The northwest wind that whispers and sighs over the Dome bergland makes hiking – even on the hot midsummer days we are having – tolerable, even pleasant.
Anyone who spends time on foot in the Vredefort Dome knows that breeze. It arrives steadily from the Kalahari and, remarkably, it blows for much of the year.
In earth-science terms this is what we call an ecological service. It is not just weather. It is part of a planetary circulation system that redistributes heat, moisture, and material. The dry continental air flowing off the Kalahari carries fine mineral dust rich in iron, silica, calcium and trace nutrients.
As it moves eastwards it reshapes soils, fertilises landscapes, and – when the finest fraction finally reaches the Indian Ocean – provides surfaces and micronutrients for plankton growth. Life in the sea quite literally clings to dust.
On my tours through the Vredefort Dome I make a special stop at a remarkable feature: a vast area of dropped, reddish Kalahari sand lying quite out of place beside the Vaal River. This is classic aeolian (wind-blown) sand. It is so fine that if you let a handful spill through your fingers it seems to vanish before it reaches the ground.
Some of this material has travelled long distances in the upper atmosphere, entrained in fast-moving airflow associated with subtropical jet streams. Other grains are coarser, carried closer to the ground by persistent low-level winds.
What makes the Dome special is the way the bergland interrupts this flow.
The ancient impact-uplifted hills act as a barrier, creating turbulence, lee-side eddies and back-vortices. As the air slows and spins, it drops its load. The result is a little piece of the Kalahari – kilometres wide – deposited in a summer-green landscape shaped by rainfall and rivers. It feels almost magical, and it is well worth a visit.
But there is a dark mirror to this gift of the gods.
As that same wind travels from its relatively unpolluted desert origins, it begins to pass over mining regions in Botswana and western South Africa, lifting fine dust from tailings, dumps and disturbed ground. Moving east, it then crosses some of the most heavily industrialised terrain in the country – Sasolburg, Vanderbijlpark and Vereeniging – where coal combustion, steelmaking and petrochemical processes release fly ash, sulphur compounds, nitrogen oxides and metal-laden aerosols into the air.
The tiny particles that once played a life-giving role in Earth’s renewal cycles now act as carriers for substances that were never part of that system. Instead of mineral nutrients alone, the atmosphere transports a complex cocktail: heavy metals such as mercury and lead, sulphates and nitrates that acidify soils, organic pollutants, and microplastics light enough to remain airborne for days. When these eventually settle – on land or at sea – they enter food webs.
If you think this does not concern you, think again.
Pollutants deposited into coastal waters are taken up first by plankton, then by small fish, and ultimately by the fish that reach our plates. The pathway from smokestack to bloodstream is neither abstract nor distant.

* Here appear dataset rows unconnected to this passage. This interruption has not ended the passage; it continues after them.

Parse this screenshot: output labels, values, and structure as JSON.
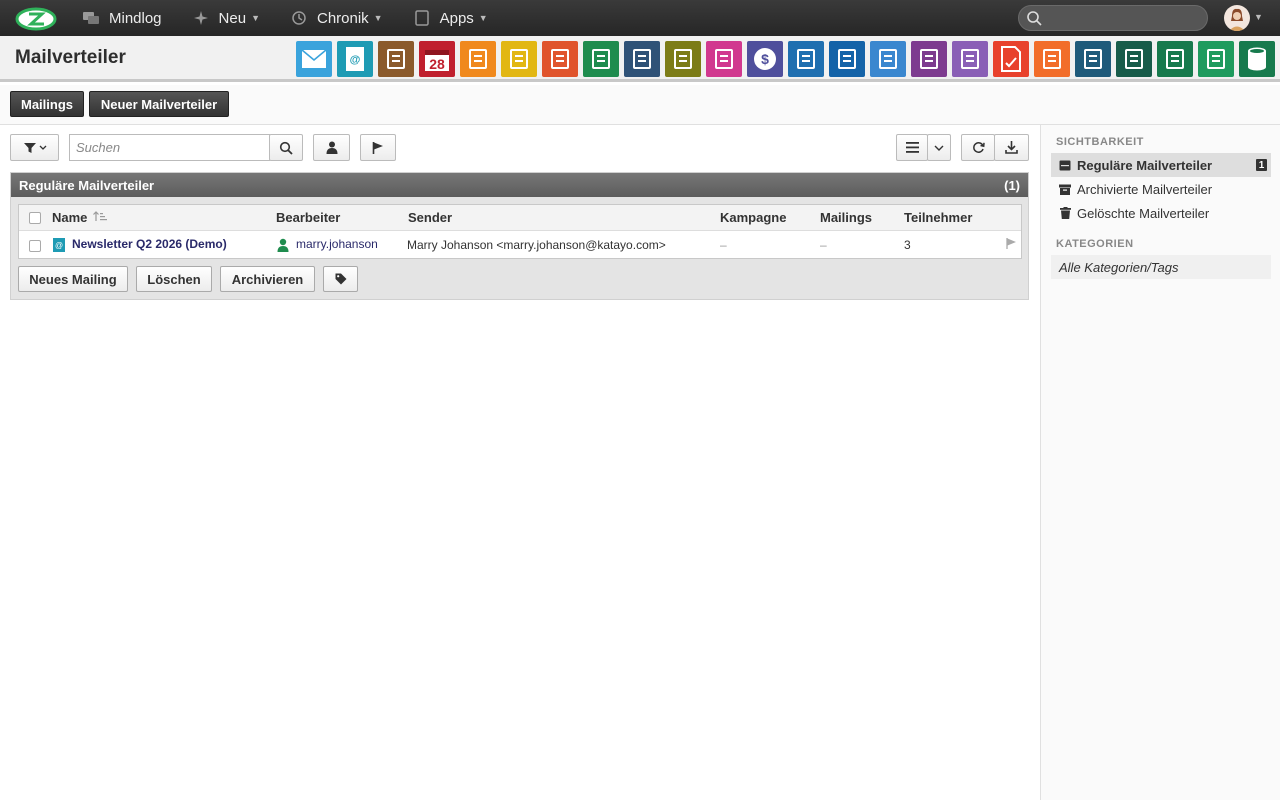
{
  "topbar": {
    "nav": [
      {
        "label": "Mindlog",
        "icon": "chat-icon",
        "has_chevron": false
      },
      {
        "label": "Neu",
        "icon": "sparkle-icon",
        "has_chevron": true
      },
      {
        "label": "Chronik",
        "icon": "history-icon",
        "has_chevron": true
      },
      {
        "label": "Apps",
        "icon": "tablet-icon",
        "has_chevron": true
      }
    ],
    "search_placeholder": ""
  },
  "header": {
    "title": "Mailverteiler",
    "apps": [
      {
        "icon": "envelope-icon",
        "color": "#3aa3dc"
      },
      {
        "icon": "address-book-icon",
        "color": "#1e9bb4"
      },
      {
        "icon": "contacts-icon",
        "color": "#8b5a2b"
      },
      {
        "icon": "calendar-icon",
        "color": "#c0202e",
        "text": "28"
      },
      {
        "icon": "stopwatch-icon",
        "color": "#f0891d"
      },
      {
        "icon": "tasks-icon",
        "color": "#e2b713"
      },
      {
        "icon": "project-icon",
        "color": "#e0542c"
      },
      {
        "icon": "notes-icon",
        "color": "#1e8c4e"
      },
      {
        "icon": "bookmark-icon",
        "color": "#2f5277"
      },
      {
        "icon": "document-icon",
        "color": "#7c7c17"
      },
      {
        "icon": "cashier-icon",
        "color": "#d1388f"
      },
      {
        "icon": "dollar-icon",
        "color": "#4f4f9c"
      },
      {
        "icon": "truck-icon",
        "color": "#1f6fb0"
      },
      {
        "icon": "piggybank-icon",
        "color": "#1463a8"
      },
      {
        "icon": "moneybag-icon",
        "color": "#3a87cf"
      },
      {
        "icon": "certificate-icon",
        "color": "#7d3b8f"
      },
      {
        "icon": "handshake-icon",
        "color": "#8a5fb6"
      },
      {
        "icon": "pdf-icon",
        "color": "#e8412c"
      },
      {
        "icon": "broadcast-icon",
        "color": "#f26d2a"
      },
      {
        "icon": "download-icon",
        "color": "#1f5a7a"
      },
      {
        "icon": "cart-icon",
        "color": "#185c4a"
      },
      {
        "icon": "coins-icon",
        "color": "#177a4d"
      },
      {
        "icon": "pricetag-icon",
        "color": "#1f9b5e"
      },
      {
        "icon": "database-icon",
        "color": "#177a4d"
      }
    ]
  },
  "tabs": {
    "mailings": "Mailings",
    "new_list": "Neuer Mailverteiler"
  },
  "toolbar": {
    "search_placeholder": "Suchen"
  },
  "panel": {
    "title": "Reguläre Mailverteiler",
    "count": "(1)",
    "columns": [
      "Name",
      "Bearbeiter",
      "Sender",
      "Kampagne",
      "Mailings",
      "Teilnehmer"
    ],
    "rows": [
      {
        "name": "Newsletter Q2 2026 (Demo)",
        "editor": "marry.johanson",
        "sender": "Marry Johanson <marry.johanson@katayo.com>",
        "campaign": "–",
        "mailings": "–",
        "participants": "3"
      }
    ],
    "actions": {
      "new_mailing": "Neues Mailing",
      "delete": "Löschen",
      "archive": "Archivieren"
    }
  },
  "sidebar": {
    "visibility_head": "SICHTBARKEIT",
    "items": [
      {
        "label": "Reguläre Mailverteiler",
        "badge": "1",
        "active": true,
        "icon": "inbox-icon"
      },
      {
        "label": "Archivierte Mailverteiler",
        "active": false,
        "icon": "archive-icon"
      },
      {
        "label": "Gelöschte Mailverteiler",
        "active": false,
        "icon": "trash-icon"
      }
    ],
    "categories_head": "KATEGORIEN",
    "categories_all": "Alle Kategorien/Tags"
  }
}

And what the winds do not carry, the rivers do – more slowly, but with devastating persistence – delivering dissolved and suspended pollution into the ocean system.
One particular airflow is especially worrying.

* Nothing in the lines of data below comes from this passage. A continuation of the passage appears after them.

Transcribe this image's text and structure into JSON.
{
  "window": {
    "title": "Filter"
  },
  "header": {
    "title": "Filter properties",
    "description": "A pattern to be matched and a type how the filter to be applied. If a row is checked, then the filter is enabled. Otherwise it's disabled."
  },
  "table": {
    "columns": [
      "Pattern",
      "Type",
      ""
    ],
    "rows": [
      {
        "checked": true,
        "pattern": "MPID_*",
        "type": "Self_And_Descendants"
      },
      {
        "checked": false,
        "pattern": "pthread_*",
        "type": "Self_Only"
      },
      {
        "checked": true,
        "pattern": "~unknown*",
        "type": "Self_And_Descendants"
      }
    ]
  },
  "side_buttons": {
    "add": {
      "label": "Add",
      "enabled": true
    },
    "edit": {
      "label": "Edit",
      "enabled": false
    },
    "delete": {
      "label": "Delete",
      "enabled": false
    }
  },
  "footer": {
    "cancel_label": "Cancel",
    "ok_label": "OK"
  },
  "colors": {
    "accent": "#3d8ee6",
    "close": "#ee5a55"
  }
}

A low-level easterly counter-current regularly carries a sulphurous plume from Secunda in Mpumalanga across the Highveld and right into the Dome (see the attached diagram). We sometimes catch the smell ourselves – unmistakable, sharp, and unpleasant – and know immediately that we are breathing foul air. These gases and fine particles do damage as they travel: to soils, vegetation, and human lungs alike.
When visitors stand in the “Little Kalahari” of aeolian sand and watch it spill and disappear, they feel uplifted by the elegance of Earth’s self-cleansing systems. But there is also a lesson in that vanishing dust. Natural processes are not infinite sinks. They can be overwhelmed.

That is why we must keep pressure on mines, power stations and industry to reduce emissions at source – from smokestacks, dumps and disturbed land.
The wind over the Dome is both blessing and warning. It shows us how beautifully the planet works – and how easily we can poison the very systems that sustain us.